Yes of course, you can maximize running for extreme weight loss and fast results. This can be done by just implementing some of the simplest strategies that you may have already considered but did not implement yet in your running training. Without further ado, here are some of the forgotten strategies for maximum weight loss running:

1- The proper warm-up

We live in an age where time became a rare commodity. Most of us are rushing through our lives at the speed of light, but still we feel we are not fulfilling our deepest desires and destiny. On the other side, rushing through your running session is a big mistake.

The right pre-run approach is to start with a decent warm-up; This warm-up ensures the delivery of oxygen into your blood, prepares the body for the exercise and moves you gradually into the workout. As a result, before you break into your normal running pace, you should start with doing some brisk walking while taking deep breaths and preparing your lungs for the activity ahead.

You can also do some ballistic stretching routines and loosen up your muscles and joints; but do not go too far because you may pull a muscle and get injured before you have even started the workout.

2. Do not shy away from walking

Many runners believe that stopping for a walk while they run can compromise their efforts; of course this is true to some extent but sometimes you may need these walking segments for recovery and regaining your breath back. The main idea is to keep moving and breathing deeply even if you feel exhausted.

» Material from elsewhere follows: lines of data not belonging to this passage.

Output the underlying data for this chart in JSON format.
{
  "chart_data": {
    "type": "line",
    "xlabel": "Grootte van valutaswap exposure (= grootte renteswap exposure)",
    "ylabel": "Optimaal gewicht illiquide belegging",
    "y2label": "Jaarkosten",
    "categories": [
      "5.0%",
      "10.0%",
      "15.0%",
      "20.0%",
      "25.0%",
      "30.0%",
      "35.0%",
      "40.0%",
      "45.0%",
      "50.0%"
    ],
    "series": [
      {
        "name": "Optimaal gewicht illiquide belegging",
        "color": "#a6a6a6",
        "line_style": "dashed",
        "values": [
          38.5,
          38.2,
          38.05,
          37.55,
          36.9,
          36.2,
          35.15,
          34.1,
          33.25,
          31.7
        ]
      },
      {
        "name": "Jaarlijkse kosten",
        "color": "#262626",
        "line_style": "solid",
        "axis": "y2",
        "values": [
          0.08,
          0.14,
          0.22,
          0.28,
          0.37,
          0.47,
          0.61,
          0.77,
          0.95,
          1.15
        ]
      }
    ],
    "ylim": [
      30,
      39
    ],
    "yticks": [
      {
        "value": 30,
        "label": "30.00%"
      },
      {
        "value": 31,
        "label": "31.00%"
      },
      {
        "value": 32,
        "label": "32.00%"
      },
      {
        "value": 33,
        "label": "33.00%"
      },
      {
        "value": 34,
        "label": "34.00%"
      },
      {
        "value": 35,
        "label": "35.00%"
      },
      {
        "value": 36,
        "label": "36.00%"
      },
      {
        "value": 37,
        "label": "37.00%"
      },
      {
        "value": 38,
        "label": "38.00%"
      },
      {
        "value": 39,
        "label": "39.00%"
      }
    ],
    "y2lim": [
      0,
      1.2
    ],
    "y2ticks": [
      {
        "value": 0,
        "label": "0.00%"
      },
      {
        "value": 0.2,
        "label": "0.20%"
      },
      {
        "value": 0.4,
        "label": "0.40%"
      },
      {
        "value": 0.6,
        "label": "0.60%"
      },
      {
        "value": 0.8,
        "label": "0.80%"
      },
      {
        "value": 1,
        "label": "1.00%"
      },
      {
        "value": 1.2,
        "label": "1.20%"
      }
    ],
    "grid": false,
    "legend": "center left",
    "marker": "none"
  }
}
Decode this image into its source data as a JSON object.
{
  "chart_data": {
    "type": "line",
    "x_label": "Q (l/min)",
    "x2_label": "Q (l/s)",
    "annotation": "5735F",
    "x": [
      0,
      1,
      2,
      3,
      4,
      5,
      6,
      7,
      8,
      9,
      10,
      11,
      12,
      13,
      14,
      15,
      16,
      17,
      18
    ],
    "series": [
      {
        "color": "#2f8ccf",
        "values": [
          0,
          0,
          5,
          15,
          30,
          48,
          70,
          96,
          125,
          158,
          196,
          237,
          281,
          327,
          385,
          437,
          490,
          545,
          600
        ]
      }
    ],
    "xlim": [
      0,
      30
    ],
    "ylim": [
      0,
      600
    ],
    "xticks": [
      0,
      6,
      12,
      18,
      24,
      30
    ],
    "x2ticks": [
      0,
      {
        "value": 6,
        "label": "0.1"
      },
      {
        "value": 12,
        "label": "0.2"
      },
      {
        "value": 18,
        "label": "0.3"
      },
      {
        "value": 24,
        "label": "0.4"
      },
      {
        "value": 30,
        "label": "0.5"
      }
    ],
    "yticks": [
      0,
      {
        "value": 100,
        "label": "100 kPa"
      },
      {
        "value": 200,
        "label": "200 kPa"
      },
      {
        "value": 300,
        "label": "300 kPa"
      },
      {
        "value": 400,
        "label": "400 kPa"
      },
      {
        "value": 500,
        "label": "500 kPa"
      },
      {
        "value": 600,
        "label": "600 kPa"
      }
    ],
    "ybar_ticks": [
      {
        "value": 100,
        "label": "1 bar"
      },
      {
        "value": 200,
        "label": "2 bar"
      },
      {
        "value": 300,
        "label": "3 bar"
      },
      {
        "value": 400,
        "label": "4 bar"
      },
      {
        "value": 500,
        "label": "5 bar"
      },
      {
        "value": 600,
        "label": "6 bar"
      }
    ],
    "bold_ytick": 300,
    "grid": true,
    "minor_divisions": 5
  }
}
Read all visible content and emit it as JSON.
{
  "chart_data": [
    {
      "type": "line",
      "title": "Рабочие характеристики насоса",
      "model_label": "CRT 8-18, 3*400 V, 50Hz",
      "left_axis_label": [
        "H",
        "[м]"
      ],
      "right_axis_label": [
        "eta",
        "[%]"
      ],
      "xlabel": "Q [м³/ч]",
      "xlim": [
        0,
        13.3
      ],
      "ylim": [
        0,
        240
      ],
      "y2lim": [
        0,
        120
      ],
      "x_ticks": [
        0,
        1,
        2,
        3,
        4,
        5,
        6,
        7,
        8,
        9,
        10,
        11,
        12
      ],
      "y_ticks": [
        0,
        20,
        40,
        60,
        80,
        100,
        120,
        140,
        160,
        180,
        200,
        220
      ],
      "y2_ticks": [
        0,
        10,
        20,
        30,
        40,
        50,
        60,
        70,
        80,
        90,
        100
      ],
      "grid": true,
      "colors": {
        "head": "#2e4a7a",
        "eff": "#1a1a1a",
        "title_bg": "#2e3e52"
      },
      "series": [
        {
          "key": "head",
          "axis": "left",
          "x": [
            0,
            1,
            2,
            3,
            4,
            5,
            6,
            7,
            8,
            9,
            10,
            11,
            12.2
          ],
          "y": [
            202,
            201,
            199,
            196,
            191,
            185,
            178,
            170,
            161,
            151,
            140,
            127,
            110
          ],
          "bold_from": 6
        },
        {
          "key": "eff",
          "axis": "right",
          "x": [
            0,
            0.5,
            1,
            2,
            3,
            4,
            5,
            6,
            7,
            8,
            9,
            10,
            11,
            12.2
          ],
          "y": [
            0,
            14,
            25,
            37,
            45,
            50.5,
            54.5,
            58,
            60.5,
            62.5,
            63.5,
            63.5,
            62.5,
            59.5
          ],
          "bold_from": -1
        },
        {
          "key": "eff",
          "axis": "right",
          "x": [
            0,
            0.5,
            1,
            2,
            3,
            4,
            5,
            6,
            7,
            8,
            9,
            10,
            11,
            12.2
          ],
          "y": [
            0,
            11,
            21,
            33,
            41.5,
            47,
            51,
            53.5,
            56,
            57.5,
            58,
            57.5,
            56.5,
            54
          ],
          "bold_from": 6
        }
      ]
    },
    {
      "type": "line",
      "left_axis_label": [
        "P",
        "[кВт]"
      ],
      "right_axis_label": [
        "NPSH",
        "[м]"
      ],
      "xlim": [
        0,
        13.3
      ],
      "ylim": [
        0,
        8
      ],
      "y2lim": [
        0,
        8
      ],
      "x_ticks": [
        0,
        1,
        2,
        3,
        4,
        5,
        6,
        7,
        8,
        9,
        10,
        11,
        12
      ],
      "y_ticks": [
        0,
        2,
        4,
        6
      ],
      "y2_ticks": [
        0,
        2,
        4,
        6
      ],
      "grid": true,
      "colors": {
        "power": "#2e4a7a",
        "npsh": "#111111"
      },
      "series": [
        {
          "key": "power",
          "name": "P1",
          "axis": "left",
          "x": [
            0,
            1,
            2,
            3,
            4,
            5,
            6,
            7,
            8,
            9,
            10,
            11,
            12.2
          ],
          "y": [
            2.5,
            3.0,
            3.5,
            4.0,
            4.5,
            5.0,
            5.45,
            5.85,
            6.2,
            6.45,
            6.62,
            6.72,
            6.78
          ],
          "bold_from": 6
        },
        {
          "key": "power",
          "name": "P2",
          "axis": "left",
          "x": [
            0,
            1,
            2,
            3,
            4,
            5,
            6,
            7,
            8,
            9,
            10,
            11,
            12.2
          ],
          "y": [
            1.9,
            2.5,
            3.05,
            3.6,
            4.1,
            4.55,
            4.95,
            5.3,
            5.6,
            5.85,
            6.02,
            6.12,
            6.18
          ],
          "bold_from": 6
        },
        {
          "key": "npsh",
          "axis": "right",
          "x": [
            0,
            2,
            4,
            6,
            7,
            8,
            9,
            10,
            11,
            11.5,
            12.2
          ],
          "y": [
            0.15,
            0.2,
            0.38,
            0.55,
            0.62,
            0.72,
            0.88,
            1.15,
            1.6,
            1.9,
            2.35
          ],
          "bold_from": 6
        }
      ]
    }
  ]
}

Running puts massive pressure on the cardiovascular system and body. And without these walking recovery boots, you may not be able to keep running for a long time; some runners may even experience burn out, extreme fatigue and increase the likelihood of injury when they fail to manage their workout properly.

As a result, do not let your ego get in the way of your success. Know your limit and when you are pushing too far on yourself. Even elite runners switch to walking when they feel they can not keep up, so why do not you?

3. Running with a partner

Many people consider running to be a solo activity; but you can make your running training more enjoyable and challenging by working out with a partner. This running partner should share with you the same vision and similar goals as you.

Of course, you can run with a more experienced runner if you really want to push yourself. Just be realistic with your expectation, disappointment requires adequate planning.